Il 23 maggio 1992 moriva Giovanni Falcone
23 Maggio 2020“Gli uomini passano, le idee restano. Restano le loro tensioni morali e continueranno a camminare sulle gambe di altri uomini”. Forse se siamo ancora qui a parlarne (e ci saremo ancora per moltissimo tempo), è perché queste parole sono profondamente vere. A pronunciarle è stato Giovanni Falcone, uomo simbolo della lotta al cancro di questo Paese: la mafia (e più in generale, le organizzazioni criminali).

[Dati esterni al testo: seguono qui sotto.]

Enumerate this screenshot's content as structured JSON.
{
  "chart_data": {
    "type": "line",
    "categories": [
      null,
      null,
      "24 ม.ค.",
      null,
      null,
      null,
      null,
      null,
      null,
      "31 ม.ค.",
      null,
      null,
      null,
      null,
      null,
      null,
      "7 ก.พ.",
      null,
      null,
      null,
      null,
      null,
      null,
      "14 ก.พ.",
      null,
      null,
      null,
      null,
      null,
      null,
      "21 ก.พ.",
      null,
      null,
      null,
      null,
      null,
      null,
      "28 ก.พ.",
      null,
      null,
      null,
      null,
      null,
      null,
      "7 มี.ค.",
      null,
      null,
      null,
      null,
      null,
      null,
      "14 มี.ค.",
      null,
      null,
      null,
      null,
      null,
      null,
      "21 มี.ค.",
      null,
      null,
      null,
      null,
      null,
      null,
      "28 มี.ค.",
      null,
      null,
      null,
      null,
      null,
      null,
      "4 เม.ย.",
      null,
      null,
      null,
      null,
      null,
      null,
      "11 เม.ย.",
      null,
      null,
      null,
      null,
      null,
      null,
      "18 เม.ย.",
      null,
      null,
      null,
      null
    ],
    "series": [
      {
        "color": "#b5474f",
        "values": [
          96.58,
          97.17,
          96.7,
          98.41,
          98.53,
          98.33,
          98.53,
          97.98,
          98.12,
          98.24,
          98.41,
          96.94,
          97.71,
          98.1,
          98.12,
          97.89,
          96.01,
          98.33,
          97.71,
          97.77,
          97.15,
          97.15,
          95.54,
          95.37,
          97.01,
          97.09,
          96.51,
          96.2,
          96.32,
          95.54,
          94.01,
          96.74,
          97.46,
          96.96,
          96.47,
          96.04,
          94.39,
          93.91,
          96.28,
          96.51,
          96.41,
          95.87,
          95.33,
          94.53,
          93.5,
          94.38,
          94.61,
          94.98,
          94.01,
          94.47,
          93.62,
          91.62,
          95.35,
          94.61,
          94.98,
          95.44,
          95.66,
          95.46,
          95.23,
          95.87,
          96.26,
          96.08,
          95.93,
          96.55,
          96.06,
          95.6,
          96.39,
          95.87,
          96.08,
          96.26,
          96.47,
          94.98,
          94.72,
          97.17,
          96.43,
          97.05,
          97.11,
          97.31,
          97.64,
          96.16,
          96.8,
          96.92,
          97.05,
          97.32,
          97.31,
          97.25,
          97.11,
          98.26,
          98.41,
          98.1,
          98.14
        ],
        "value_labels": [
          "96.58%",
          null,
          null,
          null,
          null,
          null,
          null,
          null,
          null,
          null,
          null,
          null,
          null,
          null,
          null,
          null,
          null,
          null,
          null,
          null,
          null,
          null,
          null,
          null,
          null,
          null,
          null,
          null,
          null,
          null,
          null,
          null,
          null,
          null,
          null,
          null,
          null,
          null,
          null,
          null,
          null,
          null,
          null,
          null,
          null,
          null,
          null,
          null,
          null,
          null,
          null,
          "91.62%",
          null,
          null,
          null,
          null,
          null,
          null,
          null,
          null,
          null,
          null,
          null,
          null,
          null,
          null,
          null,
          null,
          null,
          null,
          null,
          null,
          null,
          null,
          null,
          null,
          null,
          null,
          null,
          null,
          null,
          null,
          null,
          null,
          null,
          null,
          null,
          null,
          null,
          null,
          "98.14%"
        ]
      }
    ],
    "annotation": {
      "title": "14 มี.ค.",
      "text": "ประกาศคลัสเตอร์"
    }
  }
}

Il decennio 1982-1992 fu il periodo in cui la mafia sembrava essere più forte dello Stato. Vennero uccisi decine di giornalisti, carabinieri, magistrati, uomini politici e via discorrendo. Ma fu proprio fra le professioni delle vittime (e non solo) che emersero figure mirabili, pietre miliari dell’ossatura morale di questo Paese.
Proprio nel 1982, a seguito dell’omicidio di Pio La Torre, il generale dell’arma dei carabinieri Carlo Alberto Dalla Chiesa, uomo chiave nella lotta al terrorismo, venne inviato a Palermo, come segno di volontà di duro contrasto alla mafia. Il generale però fu assassinato il 3 settembre 1982. A seguito del clamore destatosi, il Parlamento varò la legge Rognoni-La Torre, che fornì alla magistratura importanti strumenti per la lotta, fra tutti quello di poter sequestrare e confiscare i patrimoni dei mafiosi. Sempre a Palermo, per merito del giudice Rocco Chinnici (poi ucciso con un’auto-bomba), prese vita il “pool antimafia”, guidato da Antonino Caponnetto. L’apogeo si raggiunse nel 1986, col cosiddetto maxiprocesso di Palermo, che vedeva coinvolti 456 imputati e che terminò con l’ergastolo ai principali capi di mafia. La reazione fu brutale, e ricominciarono gli omicidi, fino ad arrivare al delitto di Giovanni Falcone, esattamente ventotto anni fa, il 23 maggio 1992. Episodio tristemente noto come “strage di Capaci”. Morirono infatti anche la moglie Francesca Morvillo, anch’ella magistrato, e gli agenti della scorta Vito Schifani, Rocco Dicillo e Antonio Montinaro.
In quel drammatico avvenimento, non morirono “soltanto” cinque persone. Iniziò ad affievolirsi sensibilmente una fiamma, fino a spegnersi, probabilmente, 57 giorni dopo, con la scomparsa di Paolo Borsellino. Quel giorno iniziò a sbiadire l’ipotesi che a tratti era possibile sostenere, e cioè che la lotta alla mafia fosse qualcosa alla nostra altezza. All’altezza di tutti. Perché quegli esempi non erano “nient’altro” che uomini. Ma non per vana gloria: per sentito dovere, per poter guardare negli occhi familiari e conoscenti a testa alta, senza rimorsi. Ecco, è per questo che abbiamo scelto un pensiero di Giovanni Falcone per l’apertura dell’articolo. Ed è per questo che, per ricordarlo, crediamo che sia il caso di citarlo di nuovo. ” L’importante non è stabilire se uno ha paura o meno, è saper convivere con la propria paura e non farsi condizionare dalla stessa. Ecco, il coraggio è questo, altrimenti non è più coraggio ma incoscienza”. Oggi più che mai: coraggio.